Prior publications have demonstrated the utility of in vivo dosimetry and the potential for variability in dose delivery during TSEBT [14]. Anacak et al. reviewed in vivo dosimetric data for 67 TSEBT treatments using six positions and measured at 10 different body points with thermoluminescent dosimetry (TLD) [8]. The authors noted around a 15% dose inhomogeneity throughout the skin, with the greatest variability in the extremities. However, details regarding dosing and cycling were not provided. Antolak et al. reported the in vivo data for 72 cases of MF treated with the mST to a standard dose of 32 Gy over eight weeks, measured at 22 body points [10]. Mean doses at body points, as a percentage of prescribed doses, were mostly between 74% and 98%, with standard deviations ranging from 4% to 23%. Analysis of dose accuracy relative to BMI demonstrated a significant correlation at some, but not all, body points. Baba et al. performed TSEBT in vivo dose verification for six patients, with 154 measurements using Gafchromic® EBT3 film strips [9]. Dose variation of up to 16% was observed, most notably on the hands. Regimens of 2 Gy per cycle were used, but further details were not provided. Guidi et al. conducted a literature review of TSEBT in-vivo dosimetry using various techniques [13]. They highlighted the impact of anatomical location, BMI, and patient positioning on variability.

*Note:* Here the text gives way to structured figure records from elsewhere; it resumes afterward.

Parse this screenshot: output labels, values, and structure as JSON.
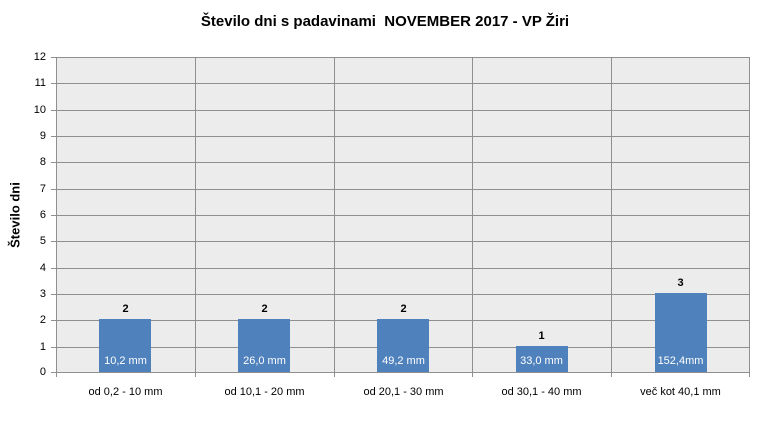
{
  "chart_data": {
    "type": "bar",
    "title": "Število dni s padavinami  NOVEMBER 2017 - VP Žiri",
    "ylabel": "Število dni",
    "xlabel": "",
    "categories": [
      "od 0,2 - 10 mm",
      "od 10,1 - 20 mm",
      "od 20,1 - 30 mm",
      "od 30,1 - 40 mm",
      "več kot 40,1 mm"
    ],
    "values": [
      2,
      2,
      2,
      1,
      3
    ],
    "bar_labels": [
      "10,2 mm",
      "26,0 mm",
      "49,2 mm",
      "33,0 mm",
      "152,4mm"
    ],
    "y_ticks": [
      0,
      1,
      2,
      3,
      4,
      5,
      6,
      7,
      8,
      9,
      10,
      11,
      12
    ],
    "ylim": [
      0,
      12
    ],
    "grid": true,
    "legend": "none",
    "colors": {
      "bar_fill": "#4F81BD",
      "bar_label_text": "#FFFFFF",
      "plot_background": "#ECECEC",
      "gridline": "#8F8F8F",
      "text": "#000000",
      "chart_background": "#FFFFFF"
    }
  }
}
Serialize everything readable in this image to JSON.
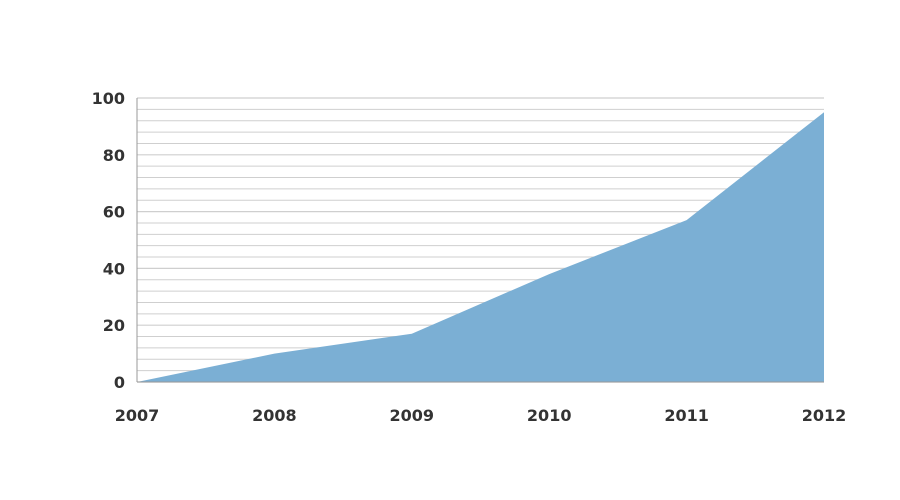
{
  "chart_data": {
    "type": "area",
    "title": "",
    "xlabel": "",
    "ylabel": "",
    "categories": [
      "2007",
      "2008",
      "2009",
      "2010",
      "2011",
      "2012"
    ],
    "series": [
      {
        "values": [
          0,
          10,
          17,
          38,
          57,
          95
        ]
      }
    ],
    "ylim": [
      0,
      100
    ],
    "yticks": [
      0,
      20,
      40,
      60,
      80,
      100
    ],
    "minor_gridlines_per_major": 5,
    "grid": true,
    "legend": "none",
    "colors": {
      "area_fill": "#7bafd4",
      "gridline": "#cfcfcf",
      "axis": "#9a9a9a",
      "tick_text": "#333333"
    }
  }
}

Our study's mean OSLD measurement across anatomical sites per patient was 97.4%. Of all reported anatomical OSLD measurements, 87.7% of the measurements per patient met the EORTC and TG023 quality metrics [6,7]. Furthermore, the site with the greatest deviation from the intended dose was the left dorsal hand, which is consistent with the inherent high setup variability at this anatomical location. This finding aligns with other studies, where peripheral areas, such as the hands, were less accurate compared to other body areas [9,12,14]. After accounting for the left dorsal hand deviation, 85.8% of OSLD measurements were within tolerances. This is consistent with, if not better, previously published in vivo dosimetry data in TSEBT [8-14]. Given the high compliance rates within established quality criteria, this study supports the reliability of accelerated LD-TSEBT with the mST in treating MF. Furthermore, our results highlight that certain anatomical sites are more susceptible to variability due to setup factors, underscoring the need for closer monitoring in future clinical settings.

Given the truncated cycling and fractionation regimen associated with accelerated LD-TSEBT, ensuring adequate dosing throughout the treatment course is crucial. Patient characteristics, such as height and BMI, could influence homogenous dosing, as these factors may affect patient positioning relative to the gantry [8,11,13-14]. We hypothesized that patients with higher heights and BMIs might receive lower treatment OSLD measurements compared to the prescribed dose, based on prior work demonstrating a correlation between dose distribution and patient's gender, height, and weight [11,13]. Yet, our results found no such correlation. These findings reaffirm the adequacy of accelerated LD-TSEBT in delivering appropriate radiation doses despite variability in patient habitus and highlight the importance of in vivo dosimetry for evaluating dose and setup accuracy.

Several factors limit this study. First, data were collected from a single medical center in the Northeastern United States, which may limit the generalizability of our findings to a broader population, particularly as our study includes a larger proportion of male and White patients. In addition, while 349 measurements provide valuable insight, the overall sample size remains relatively small, which may reduce the power to detect certain significant correlations. Future studies should aim for a more diverse and extensive sample, incorporating patients from multiple institutions.

Conclusions

Accelerated LD-TSEBT with the mST delivers accurate and convenient treatment. The use of OSLDs for in vivo dosimetry ensures reliable monitoring, enabling homogeneous and adequate dosing regardless of patient habitus.